Neil Munro takes the Holyrood pulse.

THE Scottish Executive has refused to bow to all-party demands, including one from a former minister, to appoint a union representative or class teacher to its committee of inquiry into teachers' pay and conditions.

But, in an attempt to reassure critics, Peter Peacock, the Deputy Children and Education Minister, made it clear for the first time that the Executive regarded the management's contentious proposals as effectively dead.

The STUC had written to every MSP in advance of last week's debate on the dispute adding its disapproval of the "quite staggering" lack of balance in the committee. The SNP made much of this criticism and was supported by Malcolm Chisholm, the former Scottish Office minister.

Mr Peacock insisted that the two headteacher members on the inquiry, one of whom is a member of the Educational Institute of Scotland, would bring their trade union knowledge to the table. The heads are Ann Mulgrew of St Andrew's High in East Kilbride and Patricia McColl of Campie primary in Musselburgh.

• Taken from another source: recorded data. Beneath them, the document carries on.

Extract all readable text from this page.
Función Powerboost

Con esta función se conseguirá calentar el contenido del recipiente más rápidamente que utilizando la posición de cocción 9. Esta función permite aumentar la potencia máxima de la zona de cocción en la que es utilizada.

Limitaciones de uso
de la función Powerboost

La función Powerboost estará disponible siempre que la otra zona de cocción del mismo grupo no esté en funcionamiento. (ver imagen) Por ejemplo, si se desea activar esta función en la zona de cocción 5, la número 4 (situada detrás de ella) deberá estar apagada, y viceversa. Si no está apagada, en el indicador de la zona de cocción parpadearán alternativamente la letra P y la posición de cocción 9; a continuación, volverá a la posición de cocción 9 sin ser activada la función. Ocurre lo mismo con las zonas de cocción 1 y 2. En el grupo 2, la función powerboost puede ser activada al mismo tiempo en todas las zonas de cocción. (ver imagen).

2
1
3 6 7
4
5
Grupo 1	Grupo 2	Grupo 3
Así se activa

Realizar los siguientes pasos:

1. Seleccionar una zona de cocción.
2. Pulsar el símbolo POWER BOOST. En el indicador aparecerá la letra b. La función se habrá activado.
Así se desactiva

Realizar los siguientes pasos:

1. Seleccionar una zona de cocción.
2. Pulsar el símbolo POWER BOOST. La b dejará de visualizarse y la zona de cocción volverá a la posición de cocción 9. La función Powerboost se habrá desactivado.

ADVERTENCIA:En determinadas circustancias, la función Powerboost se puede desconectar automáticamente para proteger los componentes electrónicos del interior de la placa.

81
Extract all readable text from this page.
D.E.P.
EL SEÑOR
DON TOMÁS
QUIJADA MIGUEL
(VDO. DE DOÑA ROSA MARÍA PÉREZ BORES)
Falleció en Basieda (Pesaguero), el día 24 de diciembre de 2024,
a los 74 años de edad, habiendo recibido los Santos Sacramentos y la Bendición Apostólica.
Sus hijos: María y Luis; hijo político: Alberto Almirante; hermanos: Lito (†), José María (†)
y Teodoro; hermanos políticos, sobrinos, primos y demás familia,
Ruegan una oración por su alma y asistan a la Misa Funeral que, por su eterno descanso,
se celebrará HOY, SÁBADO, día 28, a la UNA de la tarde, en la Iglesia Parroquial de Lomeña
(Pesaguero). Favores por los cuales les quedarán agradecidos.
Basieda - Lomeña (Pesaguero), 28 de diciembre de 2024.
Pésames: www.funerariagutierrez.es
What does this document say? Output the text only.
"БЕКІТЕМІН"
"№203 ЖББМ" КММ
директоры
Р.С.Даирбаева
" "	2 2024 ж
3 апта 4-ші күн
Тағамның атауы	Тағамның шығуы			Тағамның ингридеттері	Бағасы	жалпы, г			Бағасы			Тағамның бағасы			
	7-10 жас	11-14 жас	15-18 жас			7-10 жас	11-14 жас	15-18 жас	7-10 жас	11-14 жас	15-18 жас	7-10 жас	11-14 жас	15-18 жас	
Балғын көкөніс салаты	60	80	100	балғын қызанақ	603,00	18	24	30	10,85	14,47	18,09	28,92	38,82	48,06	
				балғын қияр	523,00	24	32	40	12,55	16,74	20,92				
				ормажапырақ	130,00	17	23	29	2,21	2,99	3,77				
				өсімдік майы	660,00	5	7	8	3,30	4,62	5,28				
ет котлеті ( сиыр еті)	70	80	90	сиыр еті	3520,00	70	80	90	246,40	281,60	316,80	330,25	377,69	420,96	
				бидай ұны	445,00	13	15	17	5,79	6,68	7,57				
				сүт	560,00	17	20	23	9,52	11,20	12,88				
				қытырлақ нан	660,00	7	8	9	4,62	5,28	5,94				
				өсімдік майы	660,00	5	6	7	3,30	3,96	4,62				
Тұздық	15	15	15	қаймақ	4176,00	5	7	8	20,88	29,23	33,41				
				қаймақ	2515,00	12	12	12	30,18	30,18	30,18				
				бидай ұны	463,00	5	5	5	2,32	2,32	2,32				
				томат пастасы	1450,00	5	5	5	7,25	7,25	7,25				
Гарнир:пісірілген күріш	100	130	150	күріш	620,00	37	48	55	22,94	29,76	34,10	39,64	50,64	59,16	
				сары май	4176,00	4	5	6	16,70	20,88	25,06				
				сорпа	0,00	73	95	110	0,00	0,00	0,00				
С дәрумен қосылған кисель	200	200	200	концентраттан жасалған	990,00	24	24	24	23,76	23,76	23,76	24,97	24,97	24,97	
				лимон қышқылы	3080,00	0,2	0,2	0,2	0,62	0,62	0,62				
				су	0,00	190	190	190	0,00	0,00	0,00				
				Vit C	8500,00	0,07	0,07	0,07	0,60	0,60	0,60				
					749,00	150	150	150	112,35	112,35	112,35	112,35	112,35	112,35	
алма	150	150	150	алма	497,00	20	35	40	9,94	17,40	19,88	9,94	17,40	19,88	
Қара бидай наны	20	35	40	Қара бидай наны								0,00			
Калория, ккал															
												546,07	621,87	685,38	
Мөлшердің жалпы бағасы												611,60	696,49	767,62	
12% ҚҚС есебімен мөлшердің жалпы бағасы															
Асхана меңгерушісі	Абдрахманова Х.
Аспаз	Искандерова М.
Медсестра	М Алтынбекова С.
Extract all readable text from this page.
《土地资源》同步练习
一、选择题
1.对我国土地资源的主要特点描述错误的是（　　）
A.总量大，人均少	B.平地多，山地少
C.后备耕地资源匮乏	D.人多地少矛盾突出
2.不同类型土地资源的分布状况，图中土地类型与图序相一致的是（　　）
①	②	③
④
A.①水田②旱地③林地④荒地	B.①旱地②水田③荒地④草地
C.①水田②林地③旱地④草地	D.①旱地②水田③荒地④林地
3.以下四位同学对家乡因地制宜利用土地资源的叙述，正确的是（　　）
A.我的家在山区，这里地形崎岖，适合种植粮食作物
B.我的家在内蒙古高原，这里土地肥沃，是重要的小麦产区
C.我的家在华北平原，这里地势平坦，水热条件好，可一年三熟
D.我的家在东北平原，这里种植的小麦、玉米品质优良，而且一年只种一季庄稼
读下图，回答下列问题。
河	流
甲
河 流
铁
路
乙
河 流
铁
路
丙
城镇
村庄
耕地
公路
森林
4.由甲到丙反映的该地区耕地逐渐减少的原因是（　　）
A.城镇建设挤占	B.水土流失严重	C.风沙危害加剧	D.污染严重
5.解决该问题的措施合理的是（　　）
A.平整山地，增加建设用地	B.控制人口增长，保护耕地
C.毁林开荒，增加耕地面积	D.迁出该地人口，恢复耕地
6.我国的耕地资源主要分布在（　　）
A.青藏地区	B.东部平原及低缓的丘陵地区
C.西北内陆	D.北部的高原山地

But Mr Chisholm (Lab, Edinburgh North and Leith) said: "The minister must recognise that the experience of ordinary classroom teachers is very different from that of headteachers."

This was echoed by Murray Tosh (Con, South of Scotland) who said the absence of a practising teacher would limit the inquiry's work.

But partial support for ministers came from Ian Jenkins (Lib Dem, Tweeddale, Ettrick and Lauderdale) who suggested that appointing one teacher would be "a token gesture" since they could not speak for the whole profession.

And Maureen Macmillan (Lab, Highlands and Islands) said headteachers are well aware of classroom concerns.

The MSPs largely rehearsed well-polished arguments during the three-hour debate, which was initiated by the SNP. All parties positioned themselves as the teachers' friend, apparently determined to improve their pay, respect and prospects.

Nicola Sturgeon, the SNP's education spokeswoman, wanted the dispute referred to the Parliament's education, culture and sport committee rather than settled by a "hand-picked" committee of inquiry.

But Brian Monteith, her Tory opposite number, said the committee already had a packed agenda ranging from special needs to the future of Hampden. And Mr Peacock said it would be inappropriate for a parliamentary committee to become involved in an industrial dispute.

Mr Monteith said the Tory preference was for the dispute to be referred to arbitration through the Acas machinery. Mr Peacock said matters had moved beyond that stage and a long-term solution had to be found.

Mr Peacock and Sam Galbraith, the Children and Education Minister, reiterated their view that the Scottish Joint Negotiating Committee had failed teachers. Mr Peacock pointed out that education authorities had lost faith in the committee which meant half its members believe it has no future.

Mr Galbraith said the SJNC had also fostered "mistrust and dissent", as media reports of adversarial battles between unions and management had made all too clear.